Man kann diese drei Evangelien daher geradezu nebeneinander legen und parallel zueinander lesen. Das hat man denn auch gemacht, man hat die ersten drei Evangelien richtiggehend in Spalten nebeneinander geschrieben, so dass man gleichsam in einer Zusammenschau - einer Synopse - diese drei Texte fortlaufend miteinander vergleichen kann.
Von daher nennt man diese drei Evangelien auch die synoptischen Evangelien und ihre Verfasser die drei Synoptiker.
a. Die alte Kirche und das Mittelalter
In der alten Kirche und im Mittelalter hat man den Tatbestand als solchen wohl bereits gesehen. Die "Synopse" des Ammonios und die Kanontafeln des Eusebios sowie Augustinus' Schrift "De consensu evangelistarum" beweisen dies. Aber man glaubte den Tatbestand noch damit erklären zu können, dass die Evangelien eben in der Reihenfolge entstanden seien, in der sie heute im Neuen Testament stehen. Kein Evangelist hätte geschrieben, ohne die Produkte seiner Vorgänger zu kennen. Von daher sei es verständlich, dass die nachfolgenden Evangelisten eben die Texte ihrer Vorgänger mitverwendet hätten. Die zum Teil wörtlichen Übereinstimmungen der Texte konnte man sich auf diese Art und Weise natürlich erklären.
So betrachtete Augustinus das Markus-Evangelium ganz einfach als eine Kurzfassung des Matthäus-Evangeliums. Er glaubte, dass Markus eben so etwas wie eine Kurzfassung des ausführlichen Matthäus-Evangeliums habe schaffen wollen, so quasi für den ersten Einblick in die Botschaft Jesu. Diesen Schluss zog Augustinus schon aus der unterschiedlichen Länge der drei Evangelien. Es muss ja auffallen, dass das Matthäus- und das Lukas-Evangelium jeweils fast doppelt so lang sind wie das Markus-Evangelium:
Das Markus-Evangelium war für Augustinus demnach nichts anderes als ein Auszug aus dem Matthäus-Text.
Erst gegen Ende des 18. Jahrhunderts begann man, auf eine neue Art und Weise an das Problem der drei synoptischen Evangelien heranzugehen und sich einer wirklichen Lösung zu nähern.

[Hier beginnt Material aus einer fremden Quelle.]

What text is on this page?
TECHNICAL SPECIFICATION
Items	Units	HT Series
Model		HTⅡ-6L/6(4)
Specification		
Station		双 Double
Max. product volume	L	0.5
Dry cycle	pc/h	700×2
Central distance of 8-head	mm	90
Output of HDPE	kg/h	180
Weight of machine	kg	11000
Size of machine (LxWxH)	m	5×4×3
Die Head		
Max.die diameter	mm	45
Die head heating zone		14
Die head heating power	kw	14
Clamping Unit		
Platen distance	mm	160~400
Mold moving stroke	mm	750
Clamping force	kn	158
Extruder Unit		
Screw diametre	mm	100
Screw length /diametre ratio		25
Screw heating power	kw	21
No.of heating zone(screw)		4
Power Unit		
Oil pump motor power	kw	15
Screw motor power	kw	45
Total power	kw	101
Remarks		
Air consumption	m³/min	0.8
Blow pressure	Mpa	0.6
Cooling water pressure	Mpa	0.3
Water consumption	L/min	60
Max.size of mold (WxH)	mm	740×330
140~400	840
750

b. Klassische Hypothesen zur Klärung der synoptischen Frage
Der erste nennenswerte Vorstoß stammt von Gotthold Ephraim Lessing. ⋅2⋅ Lessing ging davon aus, dass es so etwas wie ein Ur-Evangelium gegeben habe. Er nannte es "Evangelium der Nazarener". Von diesem aramäischen Ur-Evangelium seien dann verschiedene Übersetzungen und Auszüge angefertigt worden. Damit erklärte Lessing die inhaltlichen Übereinstimmungen, aber auch die Unterschiede der ersten drei Evangelien.
Friedrich Daniel Ernst Schleiermacher ⋅3⋅ begründete die Gemeinsamkeiten der drei synoptischen Evangelien mit der gemeinsamen Tradition einzelner Taten und Worte Jesu. Einzelne Begebenheiten aus dem Leben Jesu seien in kleinen Sammlungen weitergegeben worden. Diese Sammlungen wären von den Evangelisten dann auf unterschiedliche Art und Weise zu Evangelien ausgebaut worden. Dadurch erklärt Schleiermacher die Gemeinsamkeiten der ersten drei Evangelien. Die Unterschiede begründet er mit verschiedenen Redaktionen, die diese Teilsammlungen erfahren hätten.
Vom griechischen Wort διήγησις ["diægæsis"], "Erzählung", her, nennt man diese Theorie Diegesen- oder Fragmentenhypothese.
Auch die von Johann Gottfried Herder ⋅4⋅ im Jahre 1797 angebahnte und von J. C. L. Gieseler 1818 konsequent ausgebaute Traditionshypothese, die eine zeitlang besonders auf katholischer Seite zahlreiche Verteidiger gefunden hat, war ein Lösungsversuch der synoptischen Frage.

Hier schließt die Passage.